A 2015 test mission called CubeSail, built by the Surrey Space Centre in the U.K., was launched but failed to deploy properly. Three other small sail missions—NASA’s NanoSail-D, Canada’s CanX-7 and Surrey’s InflateSail—did have some success, but just like LightSail 1, their missions were confined to low-Earth orbit.
Japan has had the most success with solar sailing so far, as it’s Interplanetary Kite-craft Accelerated by Radiation Of the Sun (IKAROS) launched into orbit around the sun in 2010. Once in deep space, it spun open a 46-foot-wide square sail and, for the first time in history, began steering and changing its speed with the power of sunshine.
The spacecraft also had solar cells embedded in its kite-shaped sail to generate electricity. The cells were not expected to produce much power during flight but instead helped serve as a test bed for future ion propulsion engines.
IKAROS spent the next three years measuring its acceleration due to light pressure. It also tested various ways to control its motion using liquid crystals (resembling an LCD electronic display) embedded in the sail that could adjust the craft’s reflectivity and change its speed. Electricity flowing through the panels increased reflectivity, enabling the spacecraft to accelerate forward, while turning the flow off made the sunlight pressure more diffuse.
Japanese space officials say that IKAROS was able to adjust both its course and its orientation before the mission’s planned end in 2015. Contact with IKAROS has been lost, but subsequent tracking shows that the solar sail continues to loop around the sun between Earth and Venus, and the shape of its orbit continues to change as a result of changes in light pressure.

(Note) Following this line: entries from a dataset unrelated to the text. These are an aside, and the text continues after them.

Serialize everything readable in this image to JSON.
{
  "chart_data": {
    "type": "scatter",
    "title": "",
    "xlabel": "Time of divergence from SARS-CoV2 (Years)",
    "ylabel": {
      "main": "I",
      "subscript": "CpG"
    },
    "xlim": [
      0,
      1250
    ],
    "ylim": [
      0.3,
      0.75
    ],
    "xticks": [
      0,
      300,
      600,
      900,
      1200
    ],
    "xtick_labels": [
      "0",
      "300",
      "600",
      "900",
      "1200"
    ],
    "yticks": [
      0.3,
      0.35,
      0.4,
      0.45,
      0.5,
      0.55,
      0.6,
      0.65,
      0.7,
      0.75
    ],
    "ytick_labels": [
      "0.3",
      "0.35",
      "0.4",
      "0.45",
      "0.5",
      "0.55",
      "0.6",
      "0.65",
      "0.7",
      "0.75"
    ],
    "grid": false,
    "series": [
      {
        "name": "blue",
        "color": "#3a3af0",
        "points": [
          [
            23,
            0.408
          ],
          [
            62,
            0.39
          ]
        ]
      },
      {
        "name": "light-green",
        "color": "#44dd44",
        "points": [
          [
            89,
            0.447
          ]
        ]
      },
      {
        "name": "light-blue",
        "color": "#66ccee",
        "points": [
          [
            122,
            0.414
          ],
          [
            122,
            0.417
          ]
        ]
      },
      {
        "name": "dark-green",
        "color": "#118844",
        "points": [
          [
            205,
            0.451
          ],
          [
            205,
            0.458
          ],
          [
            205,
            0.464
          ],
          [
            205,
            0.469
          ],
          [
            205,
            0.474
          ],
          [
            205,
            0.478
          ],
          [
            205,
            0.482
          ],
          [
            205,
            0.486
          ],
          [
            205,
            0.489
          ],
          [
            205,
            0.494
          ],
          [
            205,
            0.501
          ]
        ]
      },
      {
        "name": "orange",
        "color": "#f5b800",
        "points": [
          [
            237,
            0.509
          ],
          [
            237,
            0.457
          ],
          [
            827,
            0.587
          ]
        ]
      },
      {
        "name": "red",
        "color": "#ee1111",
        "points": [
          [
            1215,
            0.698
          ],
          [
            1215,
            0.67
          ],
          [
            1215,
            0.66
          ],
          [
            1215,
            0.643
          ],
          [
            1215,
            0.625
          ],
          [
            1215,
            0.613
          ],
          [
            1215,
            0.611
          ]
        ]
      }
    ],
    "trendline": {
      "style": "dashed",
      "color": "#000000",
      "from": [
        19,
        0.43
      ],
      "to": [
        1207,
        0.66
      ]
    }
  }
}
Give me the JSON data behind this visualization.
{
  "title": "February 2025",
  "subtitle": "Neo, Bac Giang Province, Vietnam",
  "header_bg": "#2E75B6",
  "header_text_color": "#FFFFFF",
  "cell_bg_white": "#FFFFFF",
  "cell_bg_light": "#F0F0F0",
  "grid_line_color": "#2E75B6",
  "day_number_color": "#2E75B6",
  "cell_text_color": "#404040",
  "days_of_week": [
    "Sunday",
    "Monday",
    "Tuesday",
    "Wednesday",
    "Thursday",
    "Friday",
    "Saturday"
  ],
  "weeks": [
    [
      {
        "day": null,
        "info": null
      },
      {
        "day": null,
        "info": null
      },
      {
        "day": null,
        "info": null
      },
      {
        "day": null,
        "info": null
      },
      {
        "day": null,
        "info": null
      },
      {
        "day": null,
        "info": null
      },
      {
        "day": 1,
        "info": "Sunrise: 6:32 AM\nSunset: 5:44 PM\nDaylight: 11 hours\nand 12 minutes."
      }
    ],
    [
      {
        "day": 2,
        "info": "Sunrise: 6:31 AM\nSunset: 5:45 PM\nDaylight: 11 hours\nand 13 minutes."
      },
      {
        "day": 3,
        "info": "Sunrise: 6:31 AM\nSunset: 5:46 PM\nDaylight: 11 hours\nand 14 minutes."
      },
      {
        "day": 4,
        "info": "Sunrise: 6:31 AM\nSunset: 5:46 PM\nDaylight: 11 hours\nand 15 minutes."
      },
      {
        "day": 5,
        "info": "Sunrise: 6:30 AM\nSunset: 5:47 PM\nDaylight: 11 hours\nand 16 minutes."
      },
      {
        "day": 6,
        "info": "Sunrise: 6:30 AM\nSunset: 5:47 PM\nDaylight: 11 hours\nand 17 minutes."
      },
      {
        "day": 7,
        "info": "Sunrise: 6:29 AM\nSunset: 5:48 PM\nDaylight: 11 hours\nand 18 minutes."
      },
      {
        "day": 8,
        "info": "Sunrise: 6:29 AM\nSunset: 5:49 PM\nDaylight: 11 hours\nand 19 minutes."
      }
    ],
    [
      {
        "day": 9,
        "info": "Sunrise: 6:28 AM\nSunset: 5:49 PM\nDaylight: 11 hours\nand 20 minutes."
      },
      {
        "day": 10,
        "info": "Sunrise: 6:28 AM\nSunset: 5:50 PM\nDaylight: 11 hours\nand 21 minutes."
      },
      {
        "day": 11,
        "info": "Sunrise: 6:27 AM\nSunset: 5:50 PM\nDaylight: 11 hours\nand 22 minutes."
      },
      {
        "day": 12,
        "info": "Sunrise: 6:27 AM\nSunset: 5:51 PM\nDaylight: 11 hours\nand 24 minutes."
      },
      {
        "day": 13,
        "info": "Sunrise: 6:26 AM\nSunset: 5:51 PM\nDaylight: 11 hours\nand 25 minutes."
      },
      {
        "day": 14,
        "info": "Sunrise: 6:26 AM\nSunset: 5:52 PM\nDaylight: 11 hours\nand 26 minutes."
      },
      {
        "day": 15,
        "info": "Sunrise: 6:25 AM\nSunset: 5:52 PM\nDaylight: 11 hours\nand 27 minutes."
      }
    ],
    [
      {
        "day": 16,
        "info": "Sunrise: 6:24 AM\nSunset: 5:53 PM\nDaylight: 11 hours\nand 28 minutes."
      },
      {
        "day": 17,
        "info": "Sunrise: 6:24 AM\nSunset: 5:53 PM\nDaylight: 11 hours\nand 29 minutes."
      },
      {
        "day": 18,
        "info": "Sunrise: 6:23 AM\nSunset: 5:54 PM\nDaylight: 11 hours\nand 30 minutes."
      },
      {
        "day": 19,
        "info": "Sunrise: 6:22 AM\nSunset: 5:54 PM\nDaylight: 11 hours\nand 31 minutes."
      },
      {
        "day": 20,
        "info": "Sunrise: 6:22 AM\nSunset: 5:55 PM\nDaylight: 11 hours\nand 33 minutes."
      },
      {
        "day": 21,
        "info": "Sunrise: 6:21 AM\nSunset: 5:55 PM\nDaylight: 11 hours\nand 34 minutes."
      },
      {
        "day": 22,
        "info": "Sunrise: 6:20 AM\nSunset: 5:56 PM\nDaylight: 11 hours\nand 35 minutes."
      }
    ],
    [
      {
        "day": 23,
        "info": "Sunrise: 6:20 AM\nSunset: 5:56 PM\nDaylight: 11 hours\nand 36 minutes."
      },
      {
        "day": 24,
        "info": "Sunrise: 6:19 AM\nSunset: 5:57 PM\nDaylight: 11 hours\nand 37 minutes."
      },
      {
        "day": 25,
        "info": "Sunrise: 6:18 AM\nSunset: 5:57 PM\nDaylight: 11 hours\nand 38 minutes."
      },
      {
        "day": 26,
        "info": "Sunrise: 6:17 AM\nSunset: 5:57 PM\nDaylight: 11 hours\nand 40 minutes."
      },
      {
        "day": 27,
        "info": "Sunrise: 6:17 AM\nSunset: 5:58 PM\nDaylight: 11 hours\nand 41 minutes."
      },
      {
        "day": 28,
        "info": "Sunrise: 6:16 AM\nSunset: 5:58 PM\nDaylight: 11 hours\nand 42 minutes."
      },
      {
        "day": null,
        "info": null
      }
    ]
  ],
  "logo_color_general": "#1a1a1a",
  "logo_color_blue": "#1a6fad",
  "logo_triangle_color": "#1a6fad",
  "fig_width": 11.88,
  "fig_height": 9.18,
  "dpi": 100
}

But along with its successes, IKAROS data shows that we still have a long way to go before we realize the full potential of solar sailing. The Planetary Society hopes that if all goes according to plan, LightSail 2 will help turn solar sails into a reliable, low-cost, zero-propellant method of flying through space.
From there, the possibilities are nearly limitless. With a light sail, a spacecraft could go to the moon, to asteroids, to Jupiter—anywhere the wind of light blows, using no fuel at all.